Considerations on electromagnetic radiation in Podolsky electrodynamics within a Lorentz-symmetry violating framework

TL;DR

This paper investigates how higher-order derivatives and Lorentz-symmetry violation alter electromagnetic properties in Podolsky electrodynamics, revealing birefringence, dichroism, and Cherenkov-like radiation effects.

Contribution

It introduces a combined framework of Podolsky electrodynamics with Lorentz-symmetry violation, analyzing novel electromagnetic phenomena and photon mass oscillations.

Findings

Vacuum becomes birefringent, dichroic, and dispersive.

Photon acquires a non-zero mass due to higher derivatives and LSV.

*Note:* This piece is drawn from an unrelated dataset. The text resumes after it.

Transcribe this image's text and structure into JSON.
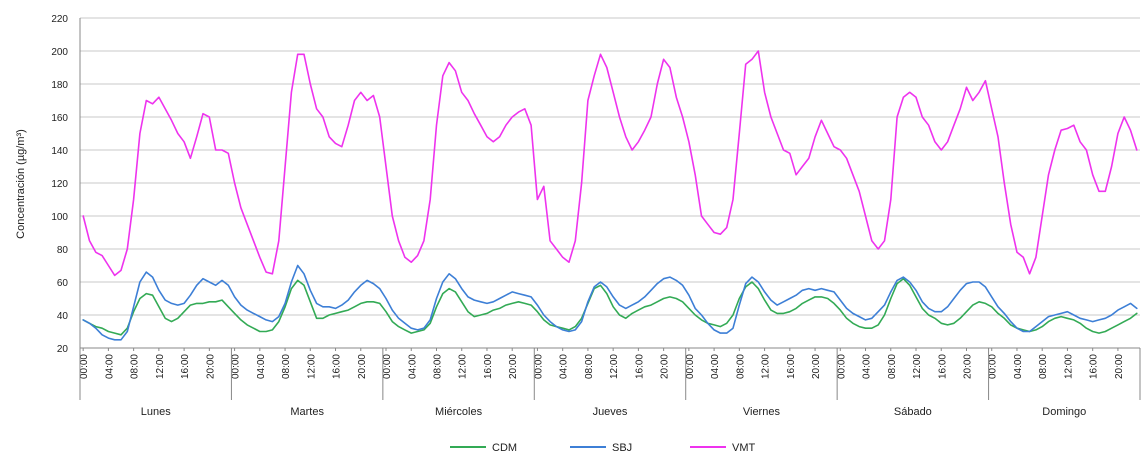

Charged particles emit Cherenkov-like radiation in the modified vacuum.

Abstract

We explore how higher-order derivative terms impact a physical observable within a Lorentz-Symmetry Violating (LSV) framework. We specifically examine Podolsky electrodynamics coupled with the Carroll-Field-Jackiw model (CFJ). Our analysis shows how vacuum and wave propagation are affected by the interaction of LSV parameters with properties of Podolsky electrodynamics. In this scenario, our results indicate that the new electromagnetic vacuum is birefringent, dichroic, and dispersive. We also point out that the higher-derivative term in the presence of the CFJ space-time anisotropy induces an oscillation mechanism between the photon, which acquires a non-vanishing mass, and the massive vector mode carried by the higher derivative. We then investigate the electromagnetic radiation emitted by a moving charged particle interacting with this new medium. Our analysis reveals that the refractive vacuum through which the charged particle travels influences the electromagnetic radiation, leading to a profile similar to the Cherenkov effect.